Standing by Our Principles

This past week a member of the National Basketball Association (NBA), Daryl Morey, tweeted out a graphic stating, “Fight For Freedom Stand with Hong Kong.”

This past week a member of the National Basketball Association (NBA), Daryl Morey, tweeted out a graphic stating, “Fight For Freedom Stand with Hong Kong.” A post of only seven words, the tweet received massive backlash and tore a chasm in the NBA’s relationship with China. After its posting, the Chinese Consulate expressed its “strong dissatisfaction” and multiple big-name Chinese companies severed ties with the Houston Rockets and the NBA as a whole which ended lucrative endorsements and financial deals. In the face of this backlash, some members of the NBA have attempted to salvage billions of dollars in potential revenue by criticizing Morey’s expression of opinion. The NBA Commissioner Adam Silver has stood by Morey and his principles; “the NBA will not put itself in a position of regulating what...employees … say on these issues … We will protect our employees’ freedom of speech.”

The NBA’s controversy highlights an issue relevant to all of us in an age of information and hyper-partisanship: Maintain a controversial stance on principle or give in to the popular views of your peers. Here at Lawrenceville, while we may often envision a community of individuals in tacit agreement, it’s important that we maintain a willingness to stand by our views, however controversial, as a prerequisite for diverse discussion.

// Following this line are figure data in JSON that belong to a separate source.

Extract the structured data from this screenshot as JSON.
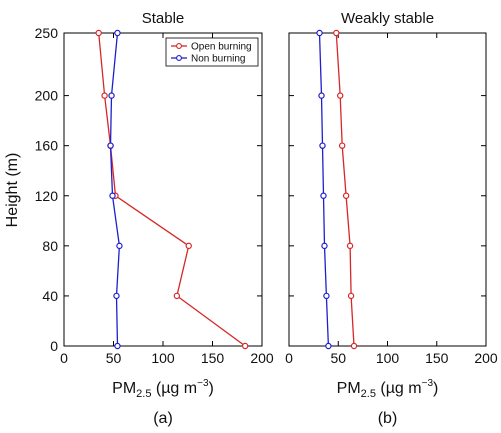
{
  "chart_data": [
    {
      "type": "line",
      "title": "Stable",
      "panel_label": "(a)",
      "xlabel": {
        "prefix": "PM",
        "subscript": "2.5",
        "units_prefix": " (µg m",
        "units_exp": "−3",
        "units_suffix": ")"
      },
      "ylabel": "Height (m)",
      "xlim": [
        0,
        200
      ],
      "ylim": [
        0,
        250
      ],
      "xticks": [
        0,
        50,
        100,
        150,
        200
      ],
      "yticks": [
        0,
        40,
        80,
        120,
        160,
        200,
        250
      ],
      "grid": false,
      "legend": {
        "position": "top-right",
        "show": true
      },
      "series": [
        {
          "name": "Open burning",
          "color": "#d62728",
          "points": [
            {
              "x": 183,
              "y": 0
            },
            {
              "x": 114,
              "y": 40
            },
            {
              "x": 126,
              "y": 80
            },
            {
              "x": 52,
              "y": 120
            },
            {
              "x": 47,
              "y": 160
            },
            {
              "x": 41,
              "y": 200
            },
            {
              "x": 35,
              "y": 250
            }
          ]
        },
        {
          "name": "Non burning",
          "color": "#1f1fcc",
          "points": [
            {
              "x": 54,
              "y": 0
            },
            {
              "x": 53,
              "y": 40
            },
            {
              "x": 56,
              "y": 80
            },
            {
              "x": 49,
              "y": 120
            },
            {
              "x": 47,
              "y": 160
            },
            {
              "x": 48,
              "y": 200
            },
            {
              "x": 54,
              "y": 250
            }
          ]
        }
      ]
    },
    {
      "type": "line",
      "title": "Weakly stable",
      "panel_label": "(b)",
      "xlabel": {
        "prefix": "PM",
        "subscript": "2.5",
        "units_prefix": " (µg m",
        "units_exp": "−3",
        "units_suffix": ")"
      },
      "ylabel": "",
      "xlim": [
        0,
        200
      ],
      "ylim": [
        0,
        250
      ],
      "xticks": [
        0,
        50,
        100,
        150,
        200
      ],
      "yticks": [
        0,
        40,
        80,
        120,
        160,
        200,
        250
      ],
      "grid": false,
      "legend": {
        "show": false
      },
      "series": [
        {
          "name": "Open burning",
          "color": "#d62728",
          "points": [
            {
              "x": 66,
              "y": 0
            },
            {
              "x": 63,
              "y": 40
            },
            {
              "x": 62,
              "y": 80
            },
            {
              "x": 58,
              "y": 120
            },
            {
              "x": 54,
              "y": 160
            },
            {
              "x": 52,
              "y": 200
            },
            {
              "x": 48,
              "y": 250
            }
          ]
        },
        {
          "name": "Non burning",
          "color": "#1f1fcc",
          "points": [
            {
              "x": 40,
              "y": 0
            },
            {
              "x": 38,
              "y": 40
            },
            {
              "x": 36,
              "y": 80
            },
            {
              "x": 35,
              "y": 120
            },
            {
              "x": 34,
              "y": 160
            },
            {
              "x": 33,
              "y": 200
            },
            {
              "x": 31,
              "y": 250
            }
          ]
        }
      ]
    }
  ]
}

A key downside of choosing the perspective of least resistance is the illusion of learning, hurting our understanding of our own assumptions. Arguing a point that you do not truly support (and only chose because of appealing factors such as ease of argument) may produce short-term benefits that draw students’ attention. But this creates an illusion of learning because in casting aside their honest thinking, students prevent their thought processes from undergoing rigorous questioning, a critical element of our personal development. While we may choose a more acceptable opinion at the Harkness table, in our essays, or simply in conversation, the value in arguing for a point that you do not stand for vanishes the moment the parameters of classroom assignments are removed.

Beyond the classroom, our opinions and arguments are not geared for the sake of earning acceptance but rather a judgement upon which we act. Thus, we should use essays and discussions as opportunities to develop independent thinking rather than favor short-term convenience.

In standing by our principles, whether inside or outside an academic environment, we place our assumptions through a necessary level of questioning. If many students stand up for their perspectives, the ensuing debates and conversations can prove to be incredibly valuable. By listening to different opinions, we are forced to re-evaluate aspects of our own argument, such as the validity of assumptions and evidence involved. Even if we do not ultimately change our perspective on the issue, we develop the habit of having a healthy level of skepticism while considering a counter-argument, both of which develop a deeper understanding of the topic itself. Failing to stand up for our beliefs, we are not fully able to re-assess our opinions while listening to other perspectives, ultimately leading to weaker comprehension.

Lawrenceville boasts the benefits of a diverse community. While the wide-ranging racial makeup stands out, a more important form of diversity is contrast in thought, emphasizing a variety of strong ideas formed independently. Living at Lawrenceville entails opening our minds to different perspectives around us, but as we strive to learn and listen, the dangers of falling into a uniform mold increases. The end goal of having people with diverging backgrounds come together at Lawrenceville to promote greater perspectives, and it can be easy to go along with the beliefs of those around us, slowly narrowing the overall perspective of the student body. It isn’t that we should deny any ideas that stand against our own, but holding strong to what we believe in furthers the value of our pool of perspectives. While it is beneficial to learn from our peers, it is vital that we grow into an extension of our personal ideals, rather than a collection of public opinions. Despite the constant calling for people to listen and learn, our viewpoints lose significance if we conform to what our peers believe. Standing by our principles does not suggest that we reject all contradicting ideas, but a certain degree of persistence helps create an environment where the community as a whole can benefit from strong and unique perspectives. As Lawrentians, we advertise diversity and Harkness learning, but being enveloped in this rich community should not come at the expense of our voice, and rather than passively agreeing, we should maintain our personal principles.